In both the linear strip and disk encoders, the fiducial markings are typically spaced a predetermined distance apart related to a printing resolution for controlling the motion of the moving member. These fiducial marks are typically produced via a photographic or etching process. Once the strip or disk has been made, the encoder strip or disk is mounted on a support member such as a stationary platform, as in the case of monitoring the position of a printhead carriage, or a moving platform when the disk is mounted on the rotating member. Because it is desirable to accurately control the motion and/or position of the moving member, accurate placement of the encoder strip or disk is critical. Consequently, the encoder strip or disk must be positioned accurately on the support member or the member which is to be controlled. Typically, the positioning of the strip or disk must be made to a fairly tight tolerance to assure accurate control of the moving member.
Various encoders and methods for controlling the positioning of movable members are illustrated and described in the following disclosures which may be relevant to certain aspects of the present invention.
U.S. Pat. No. 5,187,479 to Johnson, III, et al., describes a circuit for compensating the backlash of a shaft on an incremental encoder having a quadrature and index pulse output lines. The circuit conditions electrical signals from an incremental encoder when the encoder's shaft is induced to rotate in a direction counter to the normal operation of the equipment being controlled.

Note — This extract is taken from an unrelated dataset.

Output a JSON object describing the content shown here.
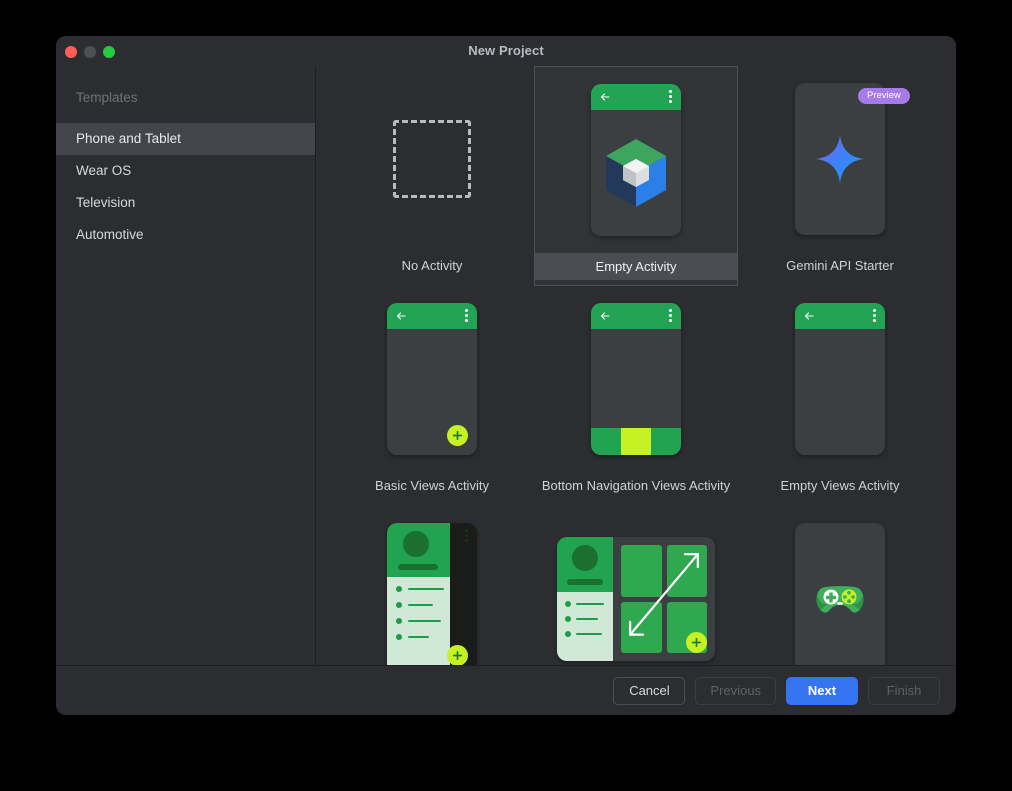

U.S. Pat. No. 5,206,645 to Urich describes an apparatus for generating a pulse train in which the apparatus includes a member having a plurality of spaced marks disposed thereon with at least one of the spaced marks being a reference mark. The pulse train has a periodicity defined by the same edge of two successive pulses and the plurality of spaced marks are configured so that the periodicity of the pulse train remains constant.
U.S. Pat. No. 5,254,919 to Bridges et al. describes an encoder system having an encoder element driven by a motor with a series of segments arranged along a path. Adjacent segments having different properties meet at an edge or transition. Two adjacent segments of different properties comprise a cycle and the encoder element having a number of cycles equally spaced along the path define a relatively course pitch relationship.